Video 1 shows impaired mitotic progression, failed cytokinesis, and binucleation in Smurf2 siRNA (siSmurf2)–transfected HeLa cells demonstrated by time-lapse phase microscopy. Video 2 shows defective chromosomal alignment in Smurf2-depleted (siSmurf2) GFP-H2B HeLa cells at metaphase demonstrated by time-lapse fluorescence microscopy. Video 3 shows premature anaphase onset in Smurf2-depleted (siSmurf2) GFP-H2B HeLa cells demonstrated by time-lapse fluorescence microscopy. Fig. S1 shows centrosomal localization of endogenous and transfected Smurf2 examined by multiple antibodies. Fig. S2 shows multinucleation and misaligned chromosomes in HeLa cells with Smurf2 depletion. Fig. S3 shows down-regulation of endogenous and transfected Mad2 in cells with Smurf2 depletion. Fig. S4 shows control immunoblots for Fig. 5 c. Fig. S5 shows that overexpression of wild-type Smurf2 minimally affects levels of securin, cyclin B1, and Mad2.
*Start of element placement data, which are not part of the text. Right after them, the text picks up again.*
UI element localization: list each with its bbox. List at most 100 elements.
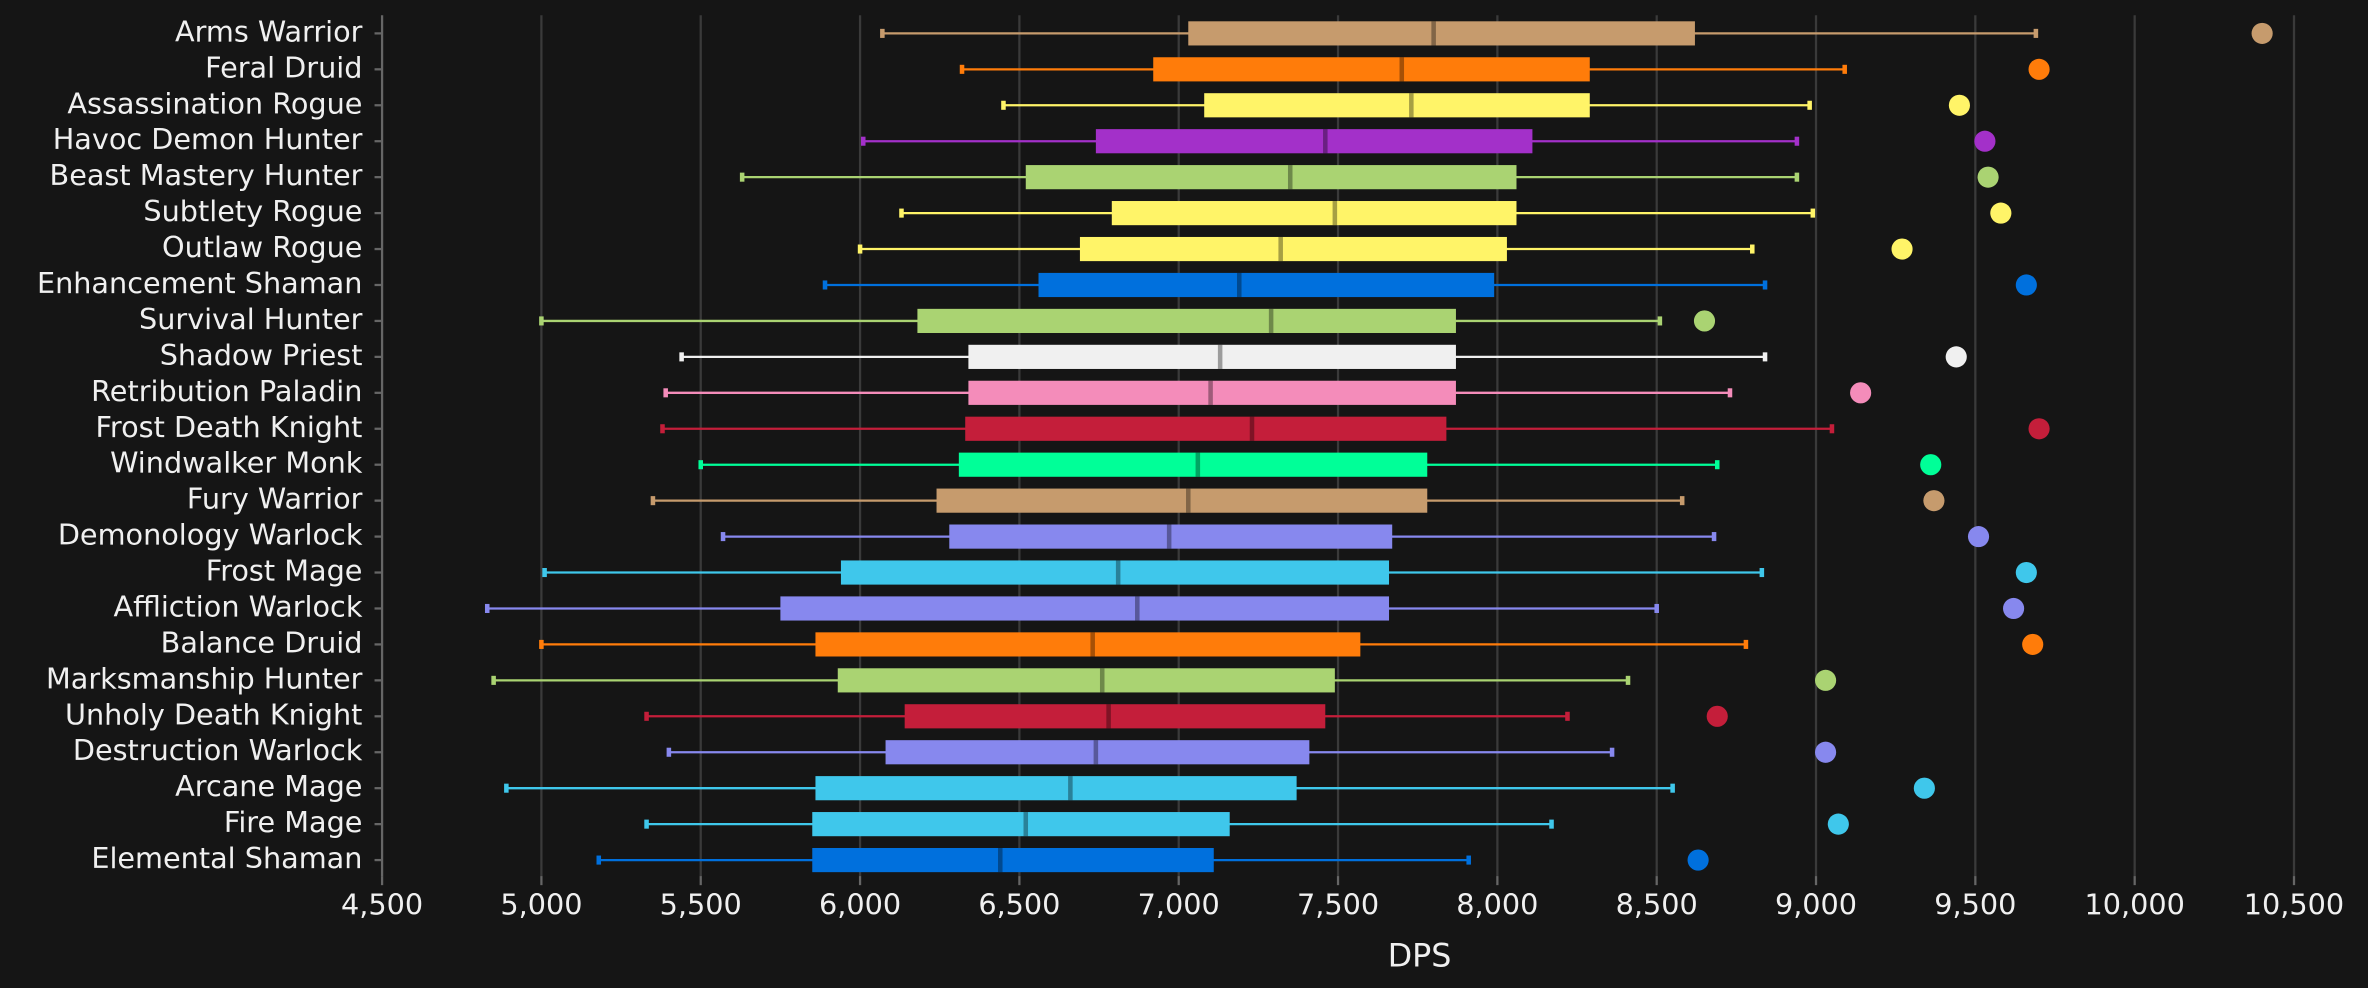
whisker-cap: [1762, 352, 1768, 362]
whisker-cap: [1714, 460, 1720, 470]
whisker-cap: [1794, 172, 1800, 182]
median: [1166, 524, 1172, 549]
whisker-cap: [660, 424, 665, 434]
box: [968, 380, 1456, 405]
whisker-cap: [504, 783, 509, 793]
whisker-cap: [491, 675, 496, 685]
whisker-cap: [644, 819, 649, 829]
outlier: [1815, 741, 1837, 763]
x-tick-label: 10,000: [2084, 887, 2184, 921]
category-label: Feral Druid: [205, 50, 362, 84]
whisker-cap: [899, 208, 904, 218]
box: [968, 344, 1456, 369]
category-label: Destruction Warlock: [73, 733, 363, 767]
outlier: [1977, 166, 1999, 188]
whisker-cap: [1810, 208, 1816, 218]
box: [1188, 21, 1695, 46]
whisker-cap: [1654, 603, 1659, 614]
whisker-cap: [663, 388, 668, 398]
category-label: Fire Mage: [224, 805, 363, 839]
box: [812, 812, 1230, 837]
category-label: Outlaw Rogue: [162, 230, 362, 264]
box: [936, 488, 1428, 513]
whisker-cap: [679, 352, 684, 362]
x-tick-label: 10,500: [2244, 887, 2344, 921]
whisker-cap: [1807, 100, 1812, 110]
whisker-cap: [644, 711, 649, 721]
whisker-cap: [666, 747, 672, 757]
x-tick-label: 6,000: [819, 887, 901, 921]
outlier: [2015, 274, 2037, 296]
box: [1111, 201, 1517, 226]
whisker-cap: [1750, 244, 1755, 254]
x-tick-label: 9,000: [1775, 887, 1857, 921]
whisker-cap: [1657, 316, 1663, 326]
outlier: [1827, 813, 1849, 835]
box: [904, 704, 1326, 729]
whisker-cap: [1565, 711, 1570, 721]
whisker-cap: [1759, 568, 1765, 578]
x-tick-label: 7,500: [1297, 887, 1379, 921]
whisker-cap: [1549, 819, 1554, 829]
outlier: [1850, 382, 1872, 404]
box: [1095, 129, 1533, 154]
outlier: [1687, 849, 1709, 871]
category-label: Enhancement Shaman: [37, 266, 363, 300]
category-label: Frost Mage: [206, 554, 363, 588]
outlier: [2003, 597, 2025, 620]
median: [1090, 632, 1095, 657]
median: [1208, 380, 1213, 405]
outlier: [1693, 310, 1716, 332]
category-label: Elemental Shaman: [91, 841, 362, 875]
outlier: [1923, 490, 1945, 512]
whisker-cap: [1001, 100, 1006, 110]
whisker-cap: [1743, 639, 1749, 649]
x-tick-label: 5,500: [660, 887, 742, 921]
whisker-cap: [1727, 388, 1733, 398]
median: [1115, 560, 1121, 585]
whisker-cap: [1711, 532, 1717, 542]
median: [1278, 236, 1283, 262]
whisker-cap: [539, 639, 544, 649]
median: [1409, 93, 1414, 118]
box: [949, 524, 1393, 549]
whisker-cap: [650, 496, 656, 506]
whisker-cap: [539, 316, 544, 326]
category-label: Fury Warrior: [187, 482, 363, 516]
outlier: [1815, 669, 1837, 691]
outlier: [2028, 418, 2050, 440]
whisker-cap: [542, 568, 547, 578]
median: [1186, 488, 1191, 513]
box: [1153, 57, 1590, 82]
box: [1038, 272, 1495, 298]
whisker-cap: [1794, 136, 1800, 146]
box: [837, 668, 1335, 693]
category-label: Shadow Priest: [160, 338, 363, 372]
whisker-cap: [484, 603, 490, 614]
whisker-cap: [959, 64, 965, 74]
median: [1068, 776, 1073, 801]
whisker-cap: [596, 855, 602, 865]
category-label: Demonology Warlock: [58, 518, 363, 552]
median: [1249, 416, 1255, 441]
category-label: Balance Druid: [161, 625, 363, 659]
x-tick-label: 7,000: [1138, 887, 1220, 921]
whisker-cap: [880, 28, 885, 38]
category-label: Assassination Rogue: [67, 86, 362, 120]
outlier: [1913, 777, 1935, 799]
median: [998, 847, 1003, 873]
category-label: Retribution Paladin: [91, 374, 362, 408]
category-label: Havoc Demon Hunter: [53, 122, 363, 156]
median: [1217, 344, 1223, 369]
whisker-cap: [822, 280, 828, 290]
whisker-cap: [1679, 496, 1685, 506]
median: [1236, 272, 1242, 298]
box: [1025, 165, 1517, 190]
outlier: [2022, 633, 2044, 655]
outlier: [2028, 58, 2050, 80]
category-label: Arcane Mage: [175, 769, 362, 803]
outlier: [1974, 130, 1996, 152]
median: [1195, 452, 1201, 477]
We thank Brian Zwecker, Thomas O'Grady, Alba Santana, and Suchitra Prasad for technical help, Chaozhong Zou for reagents, and Toru Nakamura, Alisa Katzen, Pradip Raychaudhuri, Elena Pugacheva, Erica Golemis, Kenji Fukasawa, and the Northwestern Cancer Cell Biology group for helpful discussions.

This work was supported partly by the National Institutes of Health (grants CA112282, CA100204, and HD38085 to H. Kiyokawa and grants CA095221 and CA96986 to Q. Gao), the Department of Defense (grant DAMD17-01-1-0342 to Q. Gao), the American Cancer Society (grant RSG-03-048-01 to Q. Gao), and the Searle Leadership Fund and Zell Fund (grants to H. Kiyokawa).